Flooded by a Storm, Then by Grace
Spreading Mulch and the Gospel
In the weeks following the storm, we were overrun with volunteers and offers of help. Then, most people went back to their normal lives. Like most homes in our neighborhood, Midland Beach, ours was still completely uninhabitable. We had no electricity, no furnace or hot water heater, and no idea if insurance or FEMA would help rebuild. Many families, good friends of ours, chose to permanently leave their homes. It was a time of darkness and uncertainty for our family and the whole borough.
But the SIERA team wouldn't leave. They just kept coming back with building supplies, laborers, and hearts that were open to listening to our sorrows.

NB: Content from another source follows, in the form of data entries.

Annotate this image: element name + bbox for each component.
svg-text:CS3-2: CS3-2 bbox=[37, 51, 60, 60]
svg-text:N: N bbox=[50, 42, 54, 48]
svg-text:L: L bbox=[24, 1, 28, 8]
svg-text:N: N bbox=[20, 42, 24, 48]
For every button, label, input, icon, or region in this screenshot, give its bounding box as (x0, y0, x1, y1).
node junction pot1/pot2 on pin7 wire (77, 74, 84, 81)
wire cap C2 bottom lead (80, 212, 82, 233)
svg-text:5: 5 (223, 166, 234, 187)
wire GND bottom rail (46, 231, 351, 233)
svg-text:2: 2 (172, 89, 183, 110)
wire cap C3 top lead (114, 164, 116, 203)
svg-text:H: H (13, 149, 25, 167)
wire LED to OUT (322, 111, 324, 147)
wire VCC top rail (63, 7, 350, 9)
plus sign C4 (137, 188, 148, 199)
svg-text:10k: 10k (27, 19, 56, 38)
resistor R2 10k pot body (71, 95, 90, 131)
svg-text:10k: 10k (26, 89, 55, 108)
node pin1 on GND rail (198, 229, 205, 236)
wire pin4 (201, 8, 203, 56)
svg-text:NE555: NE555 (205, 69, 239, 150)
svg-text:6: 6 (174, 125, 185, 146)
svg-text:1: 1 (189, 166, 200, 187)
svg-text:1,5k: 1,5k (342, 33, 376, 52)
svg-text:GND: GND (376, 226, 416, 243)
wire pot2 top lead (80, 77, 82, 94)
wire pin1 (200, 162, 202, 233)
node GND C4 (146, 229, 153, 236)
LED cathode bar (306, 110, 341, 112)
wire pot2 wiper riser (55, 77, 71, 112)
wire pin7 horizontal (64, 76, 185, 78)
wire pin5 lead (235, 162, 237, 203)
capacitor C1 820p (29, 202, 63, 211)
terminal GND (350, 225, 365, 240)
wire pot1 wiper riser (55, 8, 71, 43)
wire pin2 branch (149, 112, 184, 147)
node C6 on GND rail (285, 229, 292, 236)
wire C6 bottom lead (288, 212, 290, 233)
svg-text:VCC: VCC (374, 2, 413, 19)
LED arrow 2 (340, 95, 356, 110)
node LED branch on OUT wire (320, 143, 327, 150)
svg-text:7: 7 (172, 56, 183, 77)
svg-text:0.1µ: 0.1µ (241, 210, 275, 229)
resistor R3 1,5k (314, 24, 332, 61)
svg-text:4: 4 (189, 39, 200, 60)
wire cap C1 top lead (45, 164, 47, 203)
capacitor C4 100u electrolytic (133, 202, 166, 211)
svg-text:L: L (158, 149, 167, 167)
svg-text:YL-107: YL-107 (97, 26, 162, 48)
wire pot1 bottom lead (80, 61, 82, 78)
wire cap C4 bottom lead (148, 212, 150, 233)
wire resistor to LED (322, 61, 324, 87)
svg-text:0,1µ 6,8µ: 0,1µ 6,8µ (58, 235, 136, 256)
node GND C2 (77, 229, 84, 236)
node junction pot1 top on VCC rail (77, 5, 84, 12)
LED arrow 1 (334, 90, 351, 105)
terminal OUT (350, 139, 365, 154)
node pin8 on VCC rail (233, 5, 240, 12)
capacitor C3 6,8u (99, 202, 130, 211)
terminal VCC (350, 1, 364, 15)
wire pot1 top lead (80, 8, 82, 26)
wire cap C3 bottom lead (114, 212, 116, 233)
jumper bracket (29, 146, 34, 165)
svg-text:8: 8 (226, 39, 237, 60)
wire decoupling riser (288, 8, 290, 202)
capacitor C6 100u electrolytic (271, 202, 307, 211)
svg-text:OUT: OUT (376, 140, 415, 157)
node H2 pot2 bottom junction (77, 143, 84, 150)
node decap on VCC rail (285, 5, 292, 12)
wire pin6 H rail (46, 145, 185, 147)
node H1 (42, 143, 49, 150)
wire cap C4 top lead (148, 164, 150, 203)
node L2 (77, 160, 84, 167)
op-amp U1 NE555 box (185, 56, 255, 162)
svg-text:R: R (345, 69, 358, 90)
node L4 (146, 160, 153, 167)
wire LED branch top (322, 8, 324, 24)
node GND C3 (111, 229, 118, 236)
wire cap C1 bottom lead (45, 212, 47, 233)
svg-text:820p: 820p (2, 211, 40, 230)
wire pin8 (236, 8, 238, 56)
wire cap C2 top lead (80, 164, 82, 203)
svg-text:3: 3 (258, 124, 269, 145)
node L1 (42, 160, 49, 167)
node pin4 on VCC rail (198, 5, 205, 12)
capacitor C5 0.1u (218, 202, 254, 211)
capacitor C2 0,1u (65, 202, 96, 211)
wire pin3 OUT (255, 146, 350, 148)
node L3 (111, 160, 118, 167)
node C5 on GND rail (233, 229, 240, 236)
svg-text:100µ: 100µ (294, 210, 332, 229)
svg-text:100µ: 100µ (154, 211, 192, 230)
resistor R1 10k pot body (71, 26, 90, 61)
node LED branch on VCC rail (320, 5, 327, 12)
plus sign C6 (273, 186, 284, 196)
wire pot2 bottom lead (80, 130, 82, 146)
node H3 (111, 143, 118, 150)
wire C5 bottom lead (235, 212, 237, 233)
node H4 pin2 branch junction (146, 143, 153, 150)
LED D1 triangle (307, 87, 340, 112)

Our story has a happy ending. After many months of hard work, we were able to restore and repair our home with a combination of government aid and the generosity of family, friends, and strangers. We moved back into our home on March 23, the week before Easter. The following Sunday, our family woke up to celebrate Christ's resurrection in our restored home.
However, the massive flood of salt water into our neighborhood killed most of its foliage. While the majority of homes in our area had been restored internally, the streets still looked like a war zone. Spring had arrived, yet our lawns were clumps of mud, our trees and shrubs, brown and shriveled. Debris lay everywhere. The ugliness was a constant reminder of Sandy.
So on Easter weekend, the SIERA team returned to our neighborhood, this time with grass seed, shovels, rakes, mulch, and other gardening materials. Spring was here, and so was new life. The message of resurrection and rebirth was never clearer than when we looked out our windows and saw strangers combing our neighborhood, spreading mulch and the gospel of Christ.